正しい。ゴッフマンは、身体的特徴を含む属性が否定的な印として働き、社会的受容を損なう状況を論じました。
2.オルポート(Allport, G.)は、民族的偏見を「誤った、柔軟性のない一般化に基づいた反感」と定義づけた。
正しい。オルポートによる偏見の代表的な定義に合致します。
3.リップマン(Lippmann, W.)は、人々の知覚や認識を単純化して理解することをダブル・コンティンジェンシーと呼んだ。
誤り。リップマンと結び付くのはステレオタイプです。ダブル・コンティンジェンシーは相互行為の二重の不確定性に関する概念です。

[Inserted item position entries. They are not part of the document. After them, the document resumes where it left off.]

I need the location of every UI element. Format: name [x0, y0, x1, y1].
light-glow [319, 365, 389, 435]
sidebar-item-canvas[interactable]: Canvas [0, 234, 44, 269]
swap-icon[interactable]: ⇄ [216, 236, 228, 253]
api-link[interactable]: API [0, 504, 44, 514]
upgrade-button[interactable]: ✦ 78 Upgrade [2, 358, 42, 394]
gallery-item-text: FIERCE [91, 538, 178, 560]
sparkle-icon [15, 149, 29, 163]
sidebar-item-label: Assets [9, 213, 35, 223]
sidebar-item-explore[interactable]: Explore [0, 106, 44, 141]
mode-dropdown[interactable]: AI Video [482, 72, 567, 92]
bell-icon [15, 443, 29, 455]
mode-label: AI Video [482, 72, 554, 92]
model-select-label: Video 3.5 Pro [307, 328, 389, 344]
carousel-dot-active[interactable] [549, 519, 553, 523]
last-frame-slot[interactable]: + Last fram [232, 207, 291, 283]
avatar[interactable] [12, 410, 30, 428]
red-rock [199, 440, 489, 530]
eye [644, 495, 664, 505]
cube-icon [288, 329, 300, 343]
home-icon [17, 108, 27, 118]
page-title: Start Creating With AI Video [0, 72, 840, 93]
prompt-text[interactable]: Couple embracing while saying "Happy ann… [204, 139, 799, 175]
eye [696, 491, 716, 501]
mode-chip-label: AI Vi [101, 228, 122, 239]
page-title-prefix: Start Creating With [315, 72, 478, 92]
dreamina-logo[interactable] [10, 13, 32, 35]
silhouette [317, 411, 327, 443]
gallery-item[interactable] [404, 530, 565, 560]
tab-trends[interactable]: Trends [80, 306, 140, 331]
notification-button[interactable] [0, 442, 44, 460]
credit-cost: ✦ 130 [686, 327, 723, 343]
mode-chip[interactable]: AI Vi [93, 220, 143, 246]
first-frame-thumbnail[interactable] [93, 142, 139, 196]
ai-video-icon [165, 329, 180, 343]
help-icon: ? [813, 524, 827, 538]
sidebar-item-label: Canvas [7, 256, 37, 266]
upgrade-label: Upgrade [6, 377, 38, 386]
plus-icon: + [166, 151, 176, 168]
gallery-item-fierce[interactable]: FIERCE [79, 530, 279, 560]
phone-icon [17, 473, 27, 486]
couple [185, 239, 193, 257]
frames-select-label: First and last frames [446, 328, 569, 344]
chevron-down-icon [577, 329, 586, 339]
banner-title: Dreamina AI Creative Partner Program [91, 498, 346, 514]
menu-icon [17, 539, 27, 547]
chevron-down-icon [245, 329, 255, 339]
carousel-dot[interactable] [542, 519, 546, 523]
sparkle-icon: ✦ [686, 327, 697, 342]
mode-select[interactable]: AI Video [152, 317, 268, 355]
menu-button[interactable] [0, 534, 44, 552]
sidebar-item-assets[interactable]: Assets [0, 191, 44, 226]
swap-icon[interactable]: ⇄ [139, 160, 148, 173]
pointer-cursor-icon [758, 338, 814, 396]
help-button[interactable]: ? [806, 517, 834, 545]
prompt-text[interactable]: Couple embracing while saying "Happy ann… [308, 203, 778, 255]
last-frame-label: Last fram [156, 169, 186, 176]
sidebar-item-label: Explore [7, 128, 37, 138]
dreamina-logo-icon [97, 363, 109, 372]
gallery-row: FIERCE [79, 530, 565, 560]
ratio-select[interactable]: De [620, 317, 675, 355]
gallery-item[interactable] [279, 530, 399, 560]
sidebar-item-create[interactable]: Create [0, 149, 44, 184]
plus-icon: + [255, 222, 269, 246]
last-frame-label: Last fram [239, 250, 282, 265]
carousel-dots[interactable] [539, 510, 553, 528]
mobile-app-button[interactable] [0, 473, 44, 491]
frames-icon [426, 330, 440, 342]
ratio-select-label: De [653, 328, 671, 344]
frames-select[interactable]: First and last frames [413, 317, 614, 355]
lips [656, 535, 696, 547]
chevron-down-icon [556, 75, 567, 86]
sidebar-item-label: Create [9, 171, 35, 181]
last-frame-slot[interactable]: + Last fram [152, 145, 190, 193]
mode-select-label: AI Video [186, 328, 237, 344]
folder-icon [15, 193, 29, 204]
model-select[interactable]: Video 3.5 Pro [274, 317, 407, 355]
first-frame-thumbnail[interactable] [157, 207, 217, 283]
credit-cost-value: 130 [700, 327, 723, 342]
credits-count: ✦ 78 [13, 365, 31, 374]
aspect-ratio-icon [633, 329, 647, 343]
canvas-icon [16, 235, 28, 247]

4.コールマン(Coleman, J.)は、政治・経済・軍事などの分野のトップが社会の権力を握るとするパワーエリート論を展開した。
誤り。パワーエリート論を展開したのはミルズです。
5.ミルズ(Mills, C.)は、一次的逸脱と二次的逸脱という概念を用いて、逸脱的アイデンティティが形成されるメカニズムを説明した。
誤り。一次的逸脱と二次的逸脱を区別したのはレマートです。
覚えるポイント
ゴッフマン=スティグマ、オルポート=偏見、リップマン=ステレオタイプ、ミルズ=パワーエリート、レマート=一次的・二次的逸脱、と一組ずつ対応させます。支援ではラベルで人全体を判断しない姿勢が重要です。